Wellness and trauma
Two days before my wedding, I was mugged.
A friend and I were walking home with groceries when four people pushed us down in an alley and started kicking us and demanding money.
I was more angry than afraid. My wallet was under me, in my back pocket, and I was determined not to give it up. Our attackers were all wearing shorts and sneakers, and I noticed that only one of them was kicking me, while three were kicking my friend. That seemed unfair. My friend was screaming. I was silent.
Most of our groceries were scattered on the ground, but the hamburger rolls were up in a bush. I wondered about the ice cream. It was a balmy evening, just around sunset, and I noticed people sitting and talking on nearby porches. After what seemed like forever but was probably just a few minutes, one of those people yelled something and the four would-be thieves sprinted away down the alley empty-handed.
We picked up the groceries, thanked the man who had yelled and walked home. We called the police and filed a report, then ate our hamburgers accompanied by several stiff drinks.
Two days later, I had big bruises on my thighs, and my friend could barely walk. When I told my mother what had happened, she said, “Thank God they didn’t get your face.”
I got married, danced with my bruised friend at the reception and went on my honeymoon. Everything seemed fine. I told myself it could have been worse. I don’t remember anyone ever asking me if I was OK once the bruises faded. But I felt different. I was afraid. Ever since then, I’m wary when I pass an alley.

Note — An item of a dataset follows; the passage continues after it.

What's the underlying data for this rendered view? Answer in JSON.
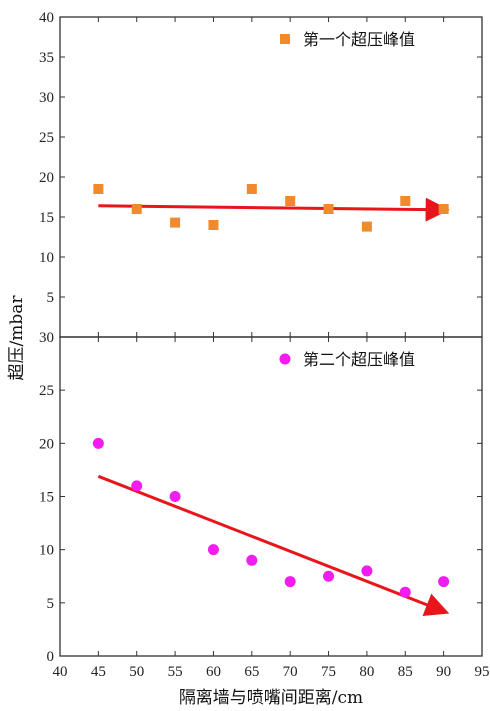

In the great continuum of trauma, I think this is at the low end. But it had an impact. And my mother’s appalling (but understandable) reaction was a wound.
In one way or another, we all experience trauma and its aftermath. It shapes who we are. A big part of wellness is our ability to recover and learn from trauma — and our ability to be supportive and empathetic when those around us experience trauma.
For that reason, we are making trauma and recovery the theme of our 2024 wellness issue, to be published in January.